Theorem 1 Let D be a digraph of order n. There exists an injection D→ D′ which associates with D a fully irregular digraph D′ of order n+2⎡√n  ⎤ such that D is an induced subdigraph of D′ and such that deleting all arcs of D from D′ results in an oriented graph.

Proof. Let V = {v₁,…, v_n} be the vertex set of D. Let t = ⎡√n  ⎤-1.Consider two disjoint linearly ordered sets U and W which comprise altogether 2(t+1) new vertices respectively u_i and w_i, which are ordered by increasing subscripts i, i = 0,1, …,t. Let B be the bipartite digraph whose vertex set is U∪W and all arcs are of the form (w_j, u_i) for each i ∈ {0,1,…,t−j} where j = 0,1,…,t. Let D′ be a digraph of order n+2t+2 which includes disjoint digraphs D and B, all arcs both from V to u₀ and from w₀ to V, and possibly arcs (v,u_i) and/or (w_i,v) where v ∈ V and, moreover, the neighbours of any such v both in U and W make up precisely initial segments of U and W, respectively. Hence the outdegrees and indegrees of vertices from U and W, respectively, are all zero. Therefore the two obligatory arcs (v,u₀) and (w₀,v) for each vertex v of D enable us to identify D as the subdigraph of D′ induced by all vertices whose outdegrees and indegrees are all positive.
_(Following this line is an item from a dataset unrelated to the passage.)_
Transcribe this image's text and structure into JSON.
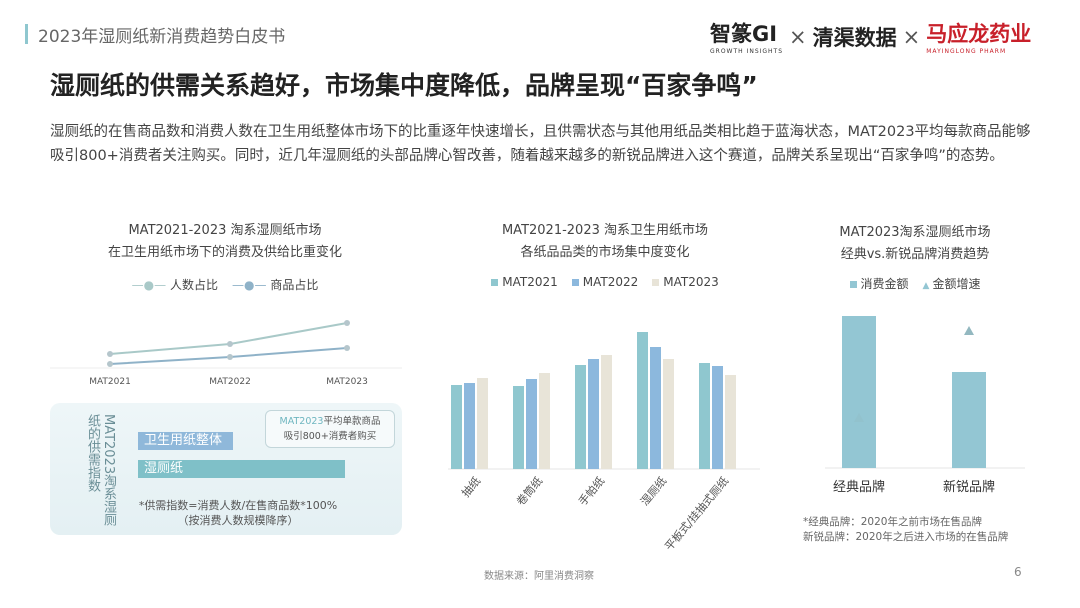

     For any vertex v of D the optional arcs (possibly none) from v to a segment of U can be chosen in t+1 ways. The same is the number of choices for remaining optional arcs from a segment of W to v. Thus the degree pair in D′ of each vertex v can be any of some (t+1)²   ( ≥ n) points in the plane integral lattice. Therefore distinct degree pairs in D′ for all n vertices of D can be designed and realized. The construction associates mutually distinct degree pairs with all remaining vertices, too. Therefore a required injection exists.